Common commands
Command to install docker/nvidia-docker on ubuntu (say ubuntu 16.04 xenial in AWS)
# Pre-requisites:
1. Install docker first by doing:
sudo su
curl -fsSL https://get.docker.com/ | sh
Add 'ubuntu' user to docker group
sudo usermod -aG docker $USER
# Then do the following
2. Then cd to the directory where the Dockerfile is kept
3. Run:
docker build -t custom-tf-docker-image-inference .
4. Install nvidia-docker and nvidia-docker-plugin
apt install -y nvidia-cuda-toolkit
apt install -y nvidia-modprobe
wget -P /tmp https://github.com/NVIDIA/nvidia-docker/releases/download/v1.0.1/nvidia-docker_1.0.1-1_amd64.deb
dpkg -i /tmp/nvidia-docker*.deb && rm /tmp/nvidia-docker*.deb
service nvidia-docker status
service nvidia-docker start
nvidia-smi
# the following command may not be needed
# apt-get install linux-headers-$(uname -r)
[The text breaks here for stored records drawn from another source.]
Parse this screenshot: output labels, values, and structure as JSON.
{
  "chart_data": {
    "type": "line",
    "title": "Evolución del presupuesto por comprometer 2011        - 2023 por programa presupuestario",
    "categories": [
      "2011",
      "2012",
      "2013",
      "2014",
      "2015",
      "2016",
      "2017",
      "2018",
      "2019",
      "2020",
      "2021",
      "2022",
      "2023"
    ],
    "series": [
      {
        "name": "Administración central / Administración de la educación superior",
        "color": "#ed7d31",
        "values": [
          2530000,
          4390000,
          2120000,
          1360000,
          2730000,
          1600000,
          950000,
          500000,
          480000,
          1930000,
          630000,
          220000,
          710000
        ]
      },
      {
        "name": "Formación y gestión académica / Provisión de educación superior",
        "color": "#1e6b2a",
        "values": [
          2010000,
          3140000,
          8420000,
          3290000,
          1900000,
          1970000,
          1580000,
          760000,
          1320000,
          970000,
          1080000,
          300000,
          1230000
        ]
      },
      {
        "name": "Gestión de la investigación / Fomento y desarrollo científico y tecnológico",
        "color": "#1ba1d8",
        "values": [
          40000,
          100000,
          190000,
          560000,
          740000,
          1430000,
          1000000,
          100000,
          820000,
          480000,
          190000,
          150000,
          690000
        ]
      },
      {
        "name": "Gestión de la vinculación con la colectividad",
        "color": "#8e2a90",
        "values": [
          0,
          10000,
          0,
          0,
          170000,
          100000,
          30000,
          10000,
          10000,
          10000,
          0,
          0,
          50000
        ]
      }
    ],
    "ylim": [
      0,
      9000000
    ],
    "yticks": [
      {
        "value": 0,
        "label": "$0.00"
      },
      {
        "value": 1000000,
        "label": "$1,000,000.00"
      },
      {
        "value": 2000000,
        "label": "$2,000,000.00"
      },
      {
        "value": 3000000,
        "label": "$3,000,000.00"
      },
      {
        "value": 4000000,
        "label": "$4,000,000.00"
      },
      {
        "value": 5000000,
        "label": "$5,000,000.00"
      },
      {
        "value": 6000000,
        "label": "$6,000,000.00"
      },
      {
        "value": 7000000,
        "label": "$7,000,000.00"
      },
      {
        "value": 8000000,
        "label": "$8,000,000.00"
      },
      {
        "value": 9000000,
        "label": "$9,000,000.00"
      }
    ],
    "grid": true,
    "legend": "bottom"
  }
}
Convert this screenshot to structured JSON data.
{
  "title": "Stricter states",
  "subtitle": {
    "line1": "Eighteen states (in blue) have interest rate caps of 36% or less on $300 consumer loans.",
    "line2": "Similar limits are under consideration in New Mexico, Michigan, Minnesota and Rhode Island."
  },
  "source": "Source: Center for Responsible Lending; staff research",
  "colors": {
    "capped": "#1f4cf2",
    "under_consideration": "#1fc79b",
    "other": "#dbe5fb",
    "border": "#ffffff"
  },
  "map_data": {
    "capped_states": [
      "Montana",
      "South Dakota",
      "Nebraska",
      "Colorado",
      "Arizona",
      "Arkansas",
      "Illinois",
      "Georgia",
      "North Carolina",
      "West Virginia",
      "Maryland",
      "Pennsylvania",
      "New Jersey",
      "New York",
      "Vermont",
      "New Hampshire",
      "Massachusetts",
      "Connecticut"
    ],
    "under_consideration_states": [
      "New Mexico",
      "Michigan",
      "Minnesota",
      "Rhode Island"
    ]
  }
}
5. Test nvidia-smi # this command gave driver mismatch error and I could not solve it
nvidia-docker run --rm nvidia/cuda nvidia-smi
6. reboot
7. nvidia-docker run -p 8888:8888 -p 6006:6006 -p 8090:8090 -p 9007:9007 \
--name custy-agshift-gpu-inference-new \
-it -v /home/ubuntu/tf_files:/tf_files custom-tf-docker-image-inference
8. cd /
9. nohup ./run_jupyter.sh --allow-root > tf_files/nohup.out 2>&1 < /dev/null &
# To stop a jupyter server
jupyter notebook stop <port_number like 8888 or 8889>
Ref: docker command line:
https://docs.docker.com/engine/reference/commandline/run/#capture-container-id-cidfile
https://github.com/NVIDIA/nvidia-docker
http://docs.nvidia.com/cuda/cuda-installation-guide-linux/index.html
10. To get in to a docker container, without corrupting the display
docker exec -it f27eed929330 bash -c "export COLUMNS=`tput cols`; export LINES=`tput lines`; exec bash"
Commands on docker images
References:
https://www.digitalocean.com/community/tutorials/how-to-remove-docker-images-containers-and-volumes
# To see all images
docker images -a
# To check all docker processes
docker ps -a
# To find all dangling docker images
docker images -f dangling=true
# To remove dangling docker images
docker rmi $(docker images -f dangling=true -q)
# To remove all images
docker rmi $(docker images -a -q)
# Remove processes followed by images by force
docker rm -f $(docker ps -a -q)
docker rmi -f $(docker images -q)
# To remove a particular image - first remove any dangling images
docker rmi custom-tf-docker-image
# To build a docker image (custom)
1. First create a file 'Dockerfile'
2. Next build the iamge
docker build -t custom-tf-docker-image .
3. Next run (Note, if we do not use the -it option then docker will exit immediately)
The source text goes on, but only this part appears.